After enabling PIIcomputerAndDate, run checks customize to configure the check's behavior. This command lets you set which computer and date identifiers to scan for, the message displayed when a violation is found, and additional identifier-specific options.

Command: liquibase checks customize --check-name=PIIcomputerAndDate

Liquibase prompts you to set these parameters:

  1. Severity — The return code generated on a violation. Options: INFO|0, MINOR|1, MAJOR|2, CRITICAL|3, BLOCKER|4. Default: INFO.

  2. COMPDATE_IDENTIFIERS — The computer and date data types to scan for. Accepts ALL or a comma-separated list of: IP_ADDRESS, MAC_ADDRESS, URL, DATE. Default: ALL.

  3. MESSAGE — The message displayed when a violation is found. The default message includes the detected data type, statement type, statement number, line number, and position.

If DATE is included in COMPDATE_IDENTIFIERS, Liquibase also prompts for:

  1. DATE_VALIDATE — Only detect valid calendar dates, reducing false positives from date-like number sequences. Options: true, false. Default: false.

Example output:

Short Name

Category

Description

Customization

Status

Severity

Scope

Type

PIIcomputerAndDate

Sensitive Data

Identifies highly-sensitive Computer-related and Date information, helping avoid PII data exposure in highly-regulated environments.

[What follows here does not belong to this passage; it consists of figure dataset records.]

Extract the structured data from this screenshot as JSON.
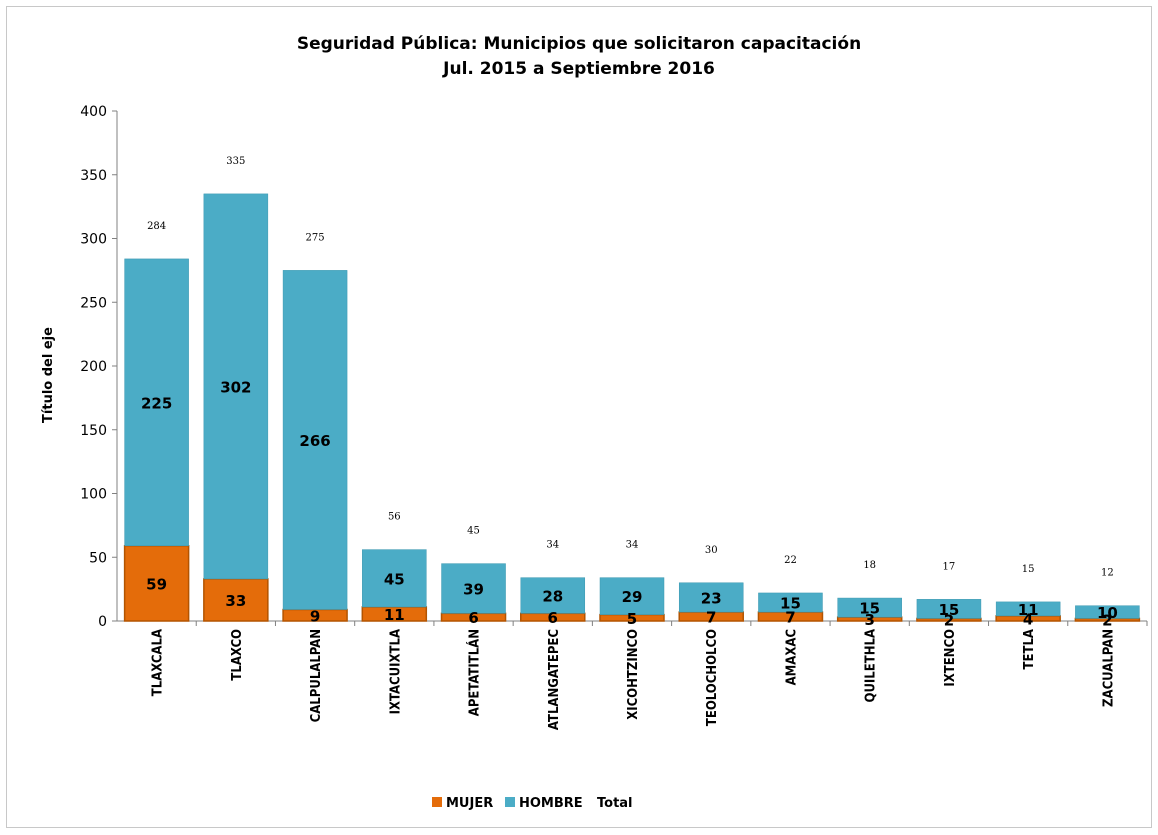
{
  "chart_data": {
    "type": "bar",
    "stacked": true,
    "title": "Seguridad Pública: Municipios que solicitaron capacitación",
    "subtitle": "Jul. 2015 a Septiembre 2016",
    "ylabel": "Título del eje",
    "ylim": [
      0,
      400
    ],
    "yticks": [
      0,
      50,
      100,
      150,
      200,
      250,
      300,
      350,
      400
    ],
    "categories": [
      "TLAXCALA",
      "TLAXCO",
      "CALPULALPAN",
      "IXTACUIXTLA",
      "APETATITLÁN",
      "ATLANGATEPEC",
      "XICOHTZINCO",
      "TEOLOCHOLCO",
      "AMAXAC",
      "QUILETHLA",
      "IXTENCO",
      "TETLA",
      "ZACUALPAN"
    ],
    "series": [
      {
        "name": "MUJER",
        "color": "#e46c0a",
        "values": [
          59,
          33,
          9,
          11,
          6,
          6,
          5,
          7,
          7,
          3,
          2,
          4,
          2
        ]
      },
      {
        "name": "HOMBRE",
        "color": "#4bacc6",
        "values": [
          225,
          302,
          266,
          45,
          39,
          28,
          29,
          23,
          15,
          15,
          15,
          11,
          10
        ]
      },
      {
        "name": "Total",
        "values": [
          284,
          335,
          275,
          56,
          45,
          34,
          34,
          30,
          22,
          18,
          17,
          15,
          12
        ]
      }
    ],
    "grid": false,
    "legend_position": "bottom"
  }
}
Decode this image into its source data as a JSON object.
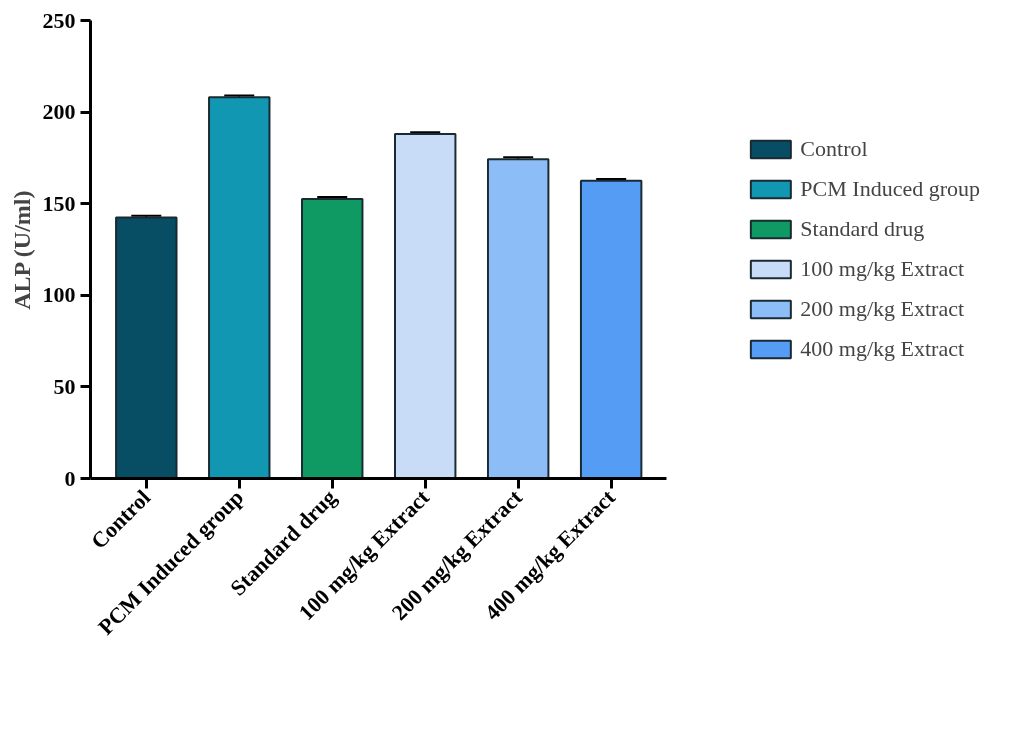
{
  "chart_data": {
    "type": "bar",
    "ylabel": "ALP (U/ml)",
    "categories": [
      "Control",
      "PCM Induced group",
      "Standard drug",
      "100 mg/kg Extract",
      "200 mg/kg Extract",
      "400 mg/kg Extract"
    ],
    "series": [
      {
        "name": "Control",
        "color": "#074d63",
        "values": [
          142.4,
          null,
          null,
          null,
          null,
          null
        ],
        "errors": [
          1,
          null,
          null,
          null,
          null,
          null
        ]
      },
      {
        "name": "PCM Induced group",
        "color": "#1297b3",
        "values": [
          null,
          208.1,
          null,
          null,
          null,
          null
        ],
        "errors": [
          null,
          1,
          null,
          null,
          null,
          null
        ]
      },
      {
        "name": "Standard drug",
        "color": "#0e9a62",
        "values": [
          null,
          null,
          152.6,
          null,
          null,
          null
        ],
        "errors": [
          null,
          null,
          1,
          null,
          null,
          null
        ]
      },
      {
        "name": "100 mg/kg Extract",
        "color": "#c8dcf7",
        "values": [
          null,
          null,
          null,
          188.0,
          null,
          null
        ],
        "errors": [
          null,
          null,
          null,
          1,
          null,
          null
        ]
      },
      {
        "name": "200 mg/kg Extract",
        "color": "#8cbdf7",
        "values": [
          null,
          null,
          null,
          null,
          174.3,
          null
        ],
        "errors": [
          null,
          null,
          null,
          null,
          1,
          null
        ]
      },
      {
        "name": "400 mg/kg Extract",
        "color": "#559cf5",
        "values": [
          null,
          null,
          null,
          null,
          null,
          162.5
        ],
        "errors": [
          null,
          null,
          null,
          null,
          null,
          1
        ]
      }
    ],
    "ylim": [
      0,
      250
    ],
    "yticks": [
      0,
      50,
      100,
      150,
      200,
      250
    ],
    "grid": false,
    "legend": "right"
  }
}
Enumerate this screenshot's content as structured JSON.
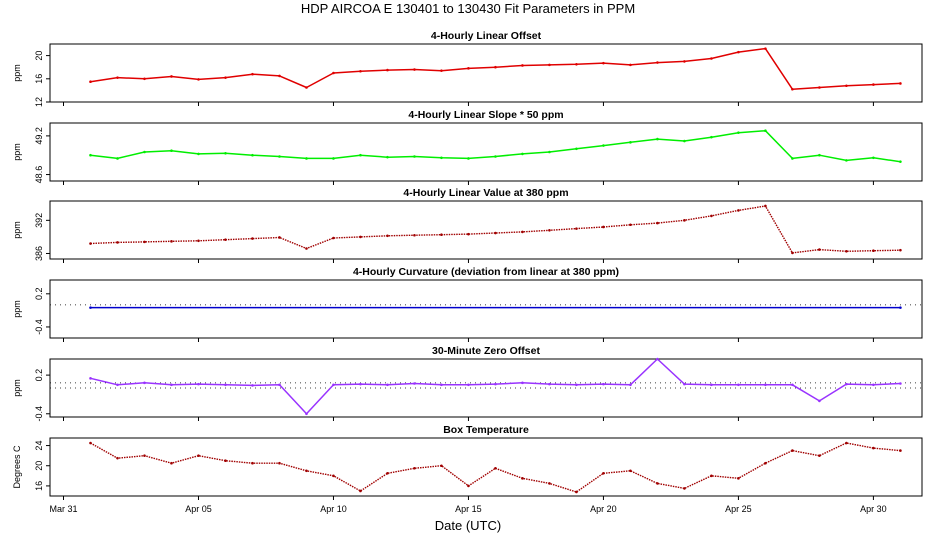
{
  "title": "HDP   AIRCOA E   130401 to 130430   Fit Parameters in PPM",
  "xlabel": "Date (UTC)",
  "chart_data": [
    {
      "type": "line",
      "title": "4-Hourly Linear Offset",
      "ylabel": "ppm",
      "color": "#e00000",
      "style": "line",
      "ylim": [
        12,
        22
      ],
      "yticks": [
        12,
        16,
        20
      ],
      "x": [
        1,
        2,
        3,
        4,
        5,
        6,
        7,
        8,
        9,
        10,
        11,
        12,
        13,
        14,
        15,
        16,
        17,
        18,
        19,
        20,
        21,
        22,
        23,
        24,
        25,
        26,
        27,
        28,
        29,
        30,
        31
      ],
      "y": [
        15.5,
        16.2,
        16.0,
        16.4,
        15.9,
        16.2,
        16.8,
        16.5,
        14.5,
        17.0,
        17.3,
        17.5,
        17.6,
        17.4,
        17.8,
        18.0,
        18.3,
        18.4,
        18.5,
        18.7,
        18.4,
        18.8,
        19.0,
        19.5,
        20.6,
        21.2,
        14.2,
        14.5,
        14.8,
        15.0,
        15.2
      ]
    },
    {
      "type": "line",
      "title": "4-Hourly Linear Slope * 50 ppm",
      "ylabel": "ppm",
      "color": "#00ee00",
      "style": "line",
      "ylim": [
        48.5,
        49.4
      ],
      "yticks": [
        48.6,
        49.2
      ],
      "x": [
        1,
        2,
        3,
        4,
        5,
        6,
        7,
        8,
        9,
        10,
        11,
        12,
        13,
        14,
        15,
        16,
        17,
        18,
        19,
        20,
        21,
        22,
        23,
        24,
        25,
        26,
        27,
        28,
        29,
        30,
        31
      ],
      "y": [
        48.9,
        48.85,
        48.95,
        48.97,
        48.92,
        48.93,
        48.9,
        48.88,
        48.85,
        48.85,
        48.9,
        48.87,
        48.88,
        48.86,
        48.85,
        48.88,
        48.92,
        48.95,
        49.0,
        49.05,
        49.1,
        49.15,
        49.12,
        49.18,
        49.25,
        49.28,
        48.85,
        48.9,
        48.82,
        48.86,
        48.8
      ]
    },
    {
      "type": "line",
      "title": "4-Hourly Linear Value at 380 ppm",
      "ylabel": "ppm",
      "color": "#a00000",
      "style": "dots",
      "ylim": [
        385,
        395.5
      ],
      "yticks": [
        386,
        392
      ],
      "x": [
        1,
        2,
        3,
        4,
        5,
        6,
        7,
        8,
        9,
        10,
        11,
        12,
        13,
        14,
        15,
        16,
        17,
        18,
        19,
        20,
        21,
        22,
        23,
        24,
        25,
        26,
        27,
        28,
        29,
        30,
        31
      ],
      "y": [
        387.8,
        388.0,
        388.1,
        388.2,
        388.3,
        388.5,
        388.7,
        388.9,
        386.9,
        388.8,
        389.0,
        389.2,
        389.3,
        389.4,
        389.5,
        389.7,
        389.9,
        390.2,
        390.5,
        390.8,
        391.2,
        391.5,
        392.0,
        392.8,
        393.8,
        394.6,
        386.1,
        386.7,
        386.4,
        386.5,
        386.6
      ]
    },
    {
      "type": "line",
      "title": "4-Hourly Curvature (deviation from linear at 380 ppm)",
      "ylabel": "ppm",
      "color": "#0000cc",
      "style": "line",
      "ylim": [
        -0.6,
        0.45
      ],
      "yticks": [
        -0.4,
        0.2
      ],
      "reference_line": 0.0,
      "x": [
        1,
        31
      ],
      "y": [
        -0.05,
        -0.05
      ]
    },
    {
      "type": "line",
      "title": "30-Minute Zero Offset",
      "ylabel": "ppm",
      "color": "#9933ff",
      "style": "line",
      "ylim": [
        -0.45,
        0.45
      ],
      "yticks": [
        -0.4,
        0.2
      ],
      "reference_lines": [
        0.0,
        0.08
      ],
      "x": [
        1,
        2,
        3,
        4,
        5,
        6,
        7,
        8,
        9,
        10,
        11,
        12,
        13,
        14,
        15,
        16,
        17,
        18,
        19,
        20,
        21,
        22,
        23,
        24,
        25,
        26,
        27,
        28,
        29,
        30,
        31
      ],
      "y": [
        0.15,
        0.05,
        0.08,
        0.05,
        0.06,
        0.05,
        0.04,
        0.05,
        -0.4,
        0.05,
        0.06,
        0.05,
        0.07,
        0.05,
        0.05,
        0.06,
        0.08,
        0.06,
        0.05,
        0.06,
        0.05,
        0.45,
        0.06,
        0.05,
        0.05,
        0.05,
        0.05,
        -0.2,
        0.06,
        0.05,
        0.07
      ]
    },
    {
      "type": "line",
      "title": "Box Temperature",
      "ylabel": "Degrees C",
      "color": "#a00000",
      "style": "dots",
      "ylim": [
        14,
        25.5
      ],
      "yticks": [
        16,
        20,
        24
      ],
      "x": [
        1,
        2,
        3,
        4,
        5,
        6,
        7,
        8,
        9,
        10,
        11,
        12,
        13,
        14,
        15,
        16,
        17,
        18,
        19,
        20,
        21,
        22,
        23,
        24,
        25,
        26,
        27,
        28,
        29,
        30,
        31
      ],
      "y": [
        24.5,
        21.5,
        22.0,
        20.5,
        22.0,
        21.0,
        20.5,
        20.5,
        19.0,
        18.0,
        15.0,
        18.5,
        19.5,
        20.0,
        16.0,
        19.5,
        17.5,
        16.5,
        14.8,
        18.5,
        19.0,
        16.5,
        15.5,
        18.0,
        17.5,
        20.5,
        23.0,
        22.0,
        24.5,
        23.5,
        23.0
      ]
    }
  ],
  "x_axis": {
    "ticks": [
      {
        "day": 0,
        "label": "Mar 31"
      },
      {
        "day": 5,
        "label": "Apr 05"
      },
      {
        "day": 10,
        "label": "Apr 10"
      },
      {
        "day": 15,
        "label": "Apr 15"
      },
      {
        "day": 20,
        "label": "Apr 20"
      },
      {
        "day": 25,
        "label": "Apr 25"
      },
      {
        "day": 30,
        "label": "Apr 30"
      }
    ],
    "xlim": [
      -0.5,
      31.8
    ]
  }
}
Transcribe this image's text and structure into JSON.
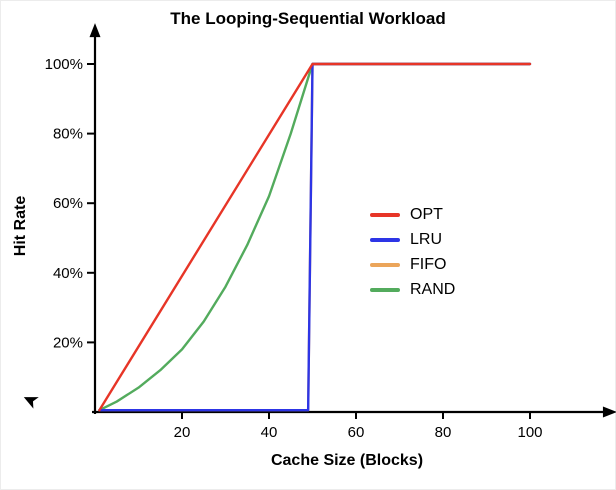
{
  "chart_data": {
    "type": "line",
    "title": "The Looping-Sequential Workload",
    "xlabel": "Cache Size (Blocks)",
    "ylabel": "Hit Rate",
    "xlim": [
      0,
      117
    ],
    "ylim": [
      0,
      108
    ],
    "x_ticks": [
      20,
      40,
      60,
      80,
      100
    ],
    "y_ticks": [
      20,
      40,
      60,
      80,
      100
    ],
    "y_tick_suffix": "%",
    "grid": false,
    "legend_position": "center-right",
    "series": [
      {
        "name": "OPT",
        "color": "#e73527",
        "points": [
          [
            1,
            0
          ],
          [
            50,
            100
          ],
          [
            100,
            100
          ]
        ]
      },
      {
        "name": "LRU",
        "color": "#2d35e6",
        "points": [
          [
            1,
            0
          ],
          [
            49,
            0
          ],
          [
            50,
            100
          ],
          [
            100,
            100
          ]
        ]
      },
      {
        "name": "FIFO",
        "color": "#eba55a",
        "points": [
          [
            1,
            0
          ],
          [
            49,
            0
          ],
          [
            50,
            100
          ],
          [
            100,
            100
          ]
        ]
      },
      {
        "name": "RAND",
        "color": "#53ab5d",
        "points": [
          [
            1,
            0
          ],
          [
            5,
            3
          ],
          [
            10,
            7
          ],
          [
            15,
            12
          ],
          [
            20,
            18
          ],
          [
            25,
            26
          ],
          [
            30,
            36
          ],
          [
            35,
            48
          ],
          [
            40,
            62
          ],
          [
            45,
            80
          ],
          [
            50,
            100
          ],
          [
            100,
            100
          ]
        ]
      }
    ],
    "draw_order": [
      "FIFO",
      "RAND",
      "LRU",
      "OPT"
    ]
  },
  "icons": {
    "cursor": "➤"
  }
}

COMPDATE_IDENTIFIERS = ALL MESSAGE = Policy violation: raw {filter_type} detected in {stmt_type} at statement #{statement_number}, line {line_number}, positions {start}-{end}.{file_line_info} DATE_VALIDATE = false

enabled

0

changelog

sql, xml, yaml, json

3

Run the checks run command

After enabling and customizing the PIIcomputerAndDate check, run it against your changelog to detect the computer and date identifiers you have configured. Your customized check is stored in your checks settings file.

To run checks with a custom settings file, use the --checks-settings-file parameter. If you don't specify this parameter, Liquibase uses the default liquibase.checks-settings.conf file. You can also use the --changelog-file flag to target a specific changelog.

Checks settings file example: liquibase checks run --checks-settings-file=path_to_my_file_name.yaml

Checks settings file and specific changelog file example: liquibase checks run --checks-settings-file=<path_to_my_file_name>.yaml --changelogfile --<your_changelog_here>.sql

Note: If you run liquibase update with a checks settings file configured, the checks run automatically as part of the update process.

liquibase checks run --checkname < yourCustomizedCheckName > --changelogfile --< yourChangelogHere >.sql

liquibase checks run --checks-settings-file=my_file_name.yaml
4

Analyze the results in the terminal output.

When the PIIcomputerAndDate check finds sensitive data in the changelog, you will see output similar to this in the terminal:

CHANGELOG CHECKS ---------------- Checks completed validation of the changelog and found the following issues: Check Name: PII (Computer and Date) Information detection (PIIcomputerAndDate) Changeset ID: compdate-1 Changeset Filepath: my-changelog.sql Check Severity: INFO (Return code: 0) Message: Policy violation: raw IP-ADDRESS detected in INSERT at statement #1, line 1, positions 54-67. Check Name: PII (Computer and Date) Information detection (PIIcomputerAndDate) Changeset ID: compdate-2 Changeset Filepath: my-changelog.sql Check Severity: INFO (Return code: 0) Message: Policy violation: raw MAC-ADDRESS detected in INSERT at statement #1, line 1, positions 56-73. Changesets Validated: in my-changelog.sql ID: compdate-1; Author: test ID: compdate-2; Author: test Checks run against each changeset: PII (Computer and Date) Information detection (Short names: PIIcomputerAndDate)

The output identifies the check name, changeset ID, file path, severity, and the exact location of the detected computer or date data in the changelog.

Results

Now you can see how the check runs and what the results look like when it flags an issue within the changelog.

You can then remove, mask, or handle the sensitive computer or date information appropriately before committing changes to your database.